Tras un decenio de lucha armada y de convulsión política, surgió la necesidad de reconstruir el país, no solo en lo material, sino en lo espiritual e intelectual. Fue entonces cuando emergió una figura que habría de dejar una huella imborrable en la historia de México: José Vasconcelos. Nombrado secretario de Educación Pública en 1921, asumió una misión monumental: llevar la educación a todos los rincones del país, convertirla en motor de identidad nacional y en herramienta de redención social.

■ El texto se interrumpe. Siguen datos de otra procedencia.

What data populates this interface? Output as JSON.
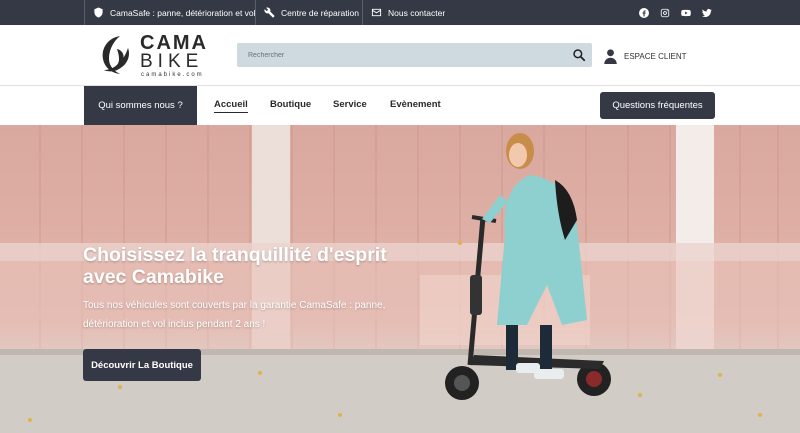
{
  "topbar": {
    "items": [
      {
        "icon": "shield-icon",
        "label": "CamaSafe : panne, détérioration et vol"
      },
      {
        "icon": "wrench-icon",
        "label": "Centre de réparation"
      },
      {
        "icon": "mail-icon",
        "label": "Nous contacter"
      }
    ],
    "social": [
      "facebook-icon",
      "instagram-icon",
      "youtube-icon",
      "twitter-icon"
    ]
  },
  "header": {
    "logo": {
      "line1": "CAMA",
      "line2": "BIKE",
      "domain": "camabike.com"
    },
    "search": {
      "placeholder": "Rechercher",
      "value": ""
    },
    "client_label": "ESPACE CLIENT"
  },
  "nav": {
    "who_label": "Qui sommes nous ?",
    "links": [
      "Accueil",
      "Boutique",
      "Service",
      "Evènement"
    ],
    "active": "Accueil",
    "faq_label": "Questions fréquentes"
  },
  "hero": {
    "title": "Choisissez la tranquillité d'esprit avec Camabike",
    "subtitle": "Tous nos véhicules sont couverts par la garantie CamaSafe : panne, détérioration et vol inclus pendant 2 ans !",
    "button_label": "Découvrir La Boutique"
  },
  "colors": {
    "dark": "#353946",
    "search_bg": "#cfd9e0",
    "wall": "#dfb0a6",
    "coat": "#8ecfd0"
  }
}
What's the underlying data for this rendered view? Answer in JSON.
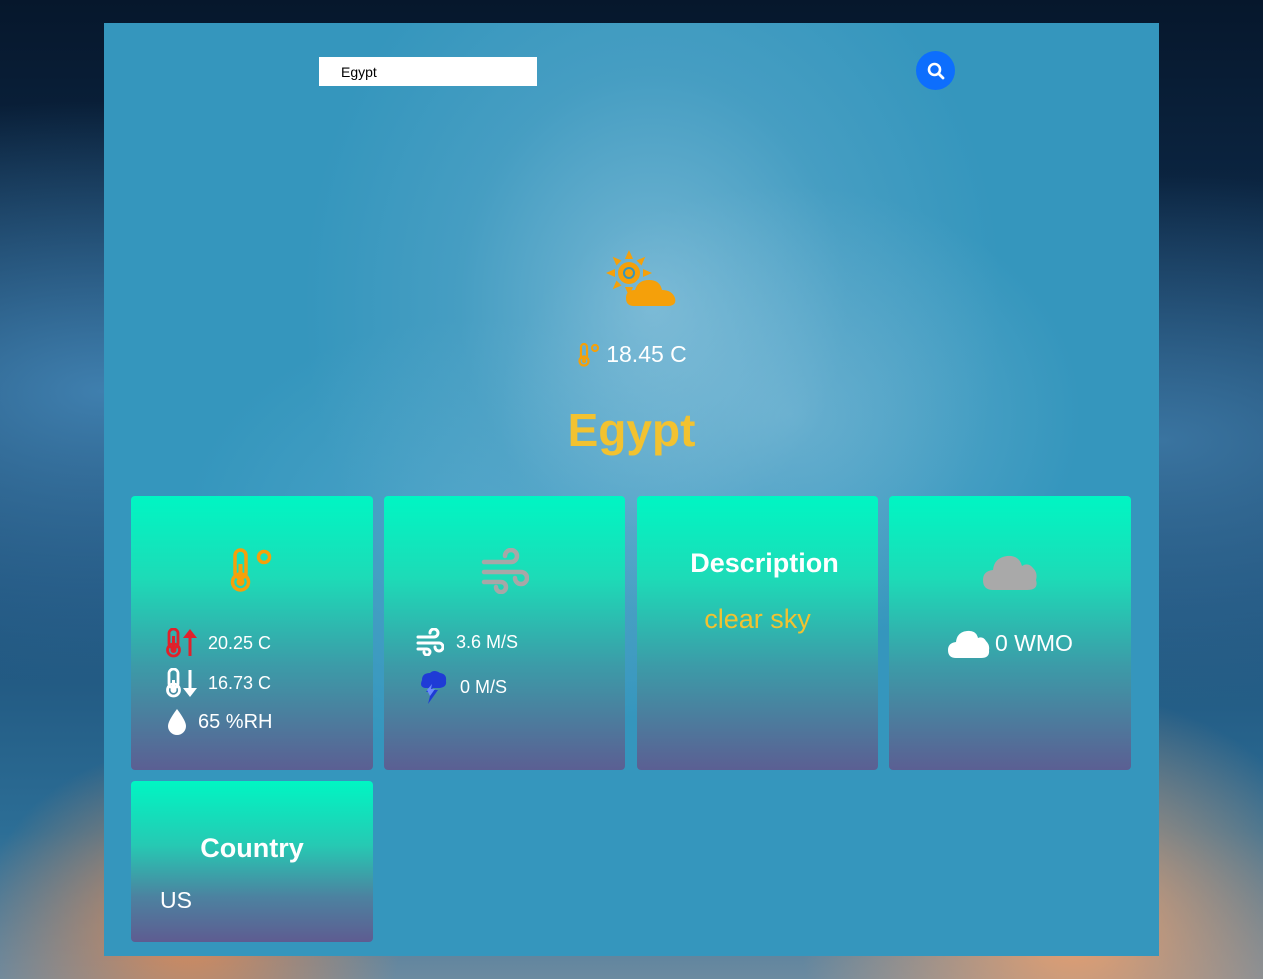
{
  "search": {
    "value": "Egypt",
    "placeholder": ""
  },
  "current": {
    "icon": "sun-cloud-icon",
    "temperature": "18.45 C",
    "city": "Egypt"
  },
  "cards": {
    "temperature": {
      "icon": "thermometer-icon",
      "max_temp": "20.25 C",
      "min_temp": "16.73 C",
      "humidity": "65 %RH"
    },
    "wind": {
      "icon": "wind-icon",
      "speed": "3.6 M/S",
      "gust": "0 M/S"
    },
    "description": {
      "title": "Description",
      "value": "clear sky"
    },
    "clouds": {
      "icon": "cloud-icon",
      "value": "0 WMO"
    },
    "country": {
      "title": "Country",
      "value": "US"
    }
  },
  "colors": {
    "accent_yellow": "#f2c230",
    "search_button": "#0d6efd",
    "card_top": "#00f6c3",
    "card_bottom": "#5b5f93",
    "panel": "#3596bd",
    "max_temp_icon": "#e0212b",
    "gust_icon": "#1f3bd6"
  }
}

La labor de Vasconcelos no fue meramente administrativa; fue una cruzada ideológica y cultural. Creía firmemente que la educación debía ser el cimiento de una nueva patria, y que sin ella no habría revolución real ni justicia duradera. Su visión era profundamente humanista: aspiraba a formar ciudadanos integrales, conscientes de su historia, capaces de pensar críticamente y dotados de sensibilidad estética.
Una de sus primeras acciones fue la organización de una vasta campaña de alfabetización. Entendía que millones de mexicanos vivían en la ignorancia, marginados no solo por la pobreza, sino por la imposibilidad de leer y escribir. Bajo su mandato, se construyeron miles de escuelas rurales, se formaron brigadas de maestros que viajaban a caballo o a pie para llevar el conocimiento a las comunidades más apartadas, y se impulsó una política de edición masiva de libros, entre ellos clásicos de la literatura universal y textos escolares accesibles y comprensibles.
La Secretaría de Educación Pública, cuya creación fue impulsada por Vasconcelos, se convirtió en el eje de esta transformación. Allí, además de los esfuerzos por enseñar a leer y escribir, se fomentó el arte como forma de elevación moral. Fue él quien abrió las puertas a los muralistas como Diego Rivera, José Clemente Orozco y David Alfaro Siqueiros, con lo que promovió una pedagogía visual que adornaba muros públicos con historias épicas del pueblo mexicano.
Claro está, su proyecto no estuvo exento de críticas. Algunos lo acusaron de elitista por su afán de imponer una cultura “alta”, ajena a las realidades populares y hacia la medianía del siglo XX tuvo cuestionables acercamientos ideológicos. Sin embargo, su legado es innegable: sentó las bases de un sistema educativo público nacional, con vocación incluyente y social.
En nuestra Costa Rica actual, la de la pospandemia y el “apagón educativo”, la que busca con fruición una ruta para su sistema de enseñanza en el siglo XXI, quizá valdría la pena mirar con atención el camino de Vasconcelos, quien entendió antes que muchos, que la verdadera revolución no se logra con armas sino con libros. Que un país solo puede regenerarse si siembra conocimiento en lugar de resentimiento. Su revolución educativa fue, en efecto, una de las más profundas y duraderas que se ha vivido en América Latina.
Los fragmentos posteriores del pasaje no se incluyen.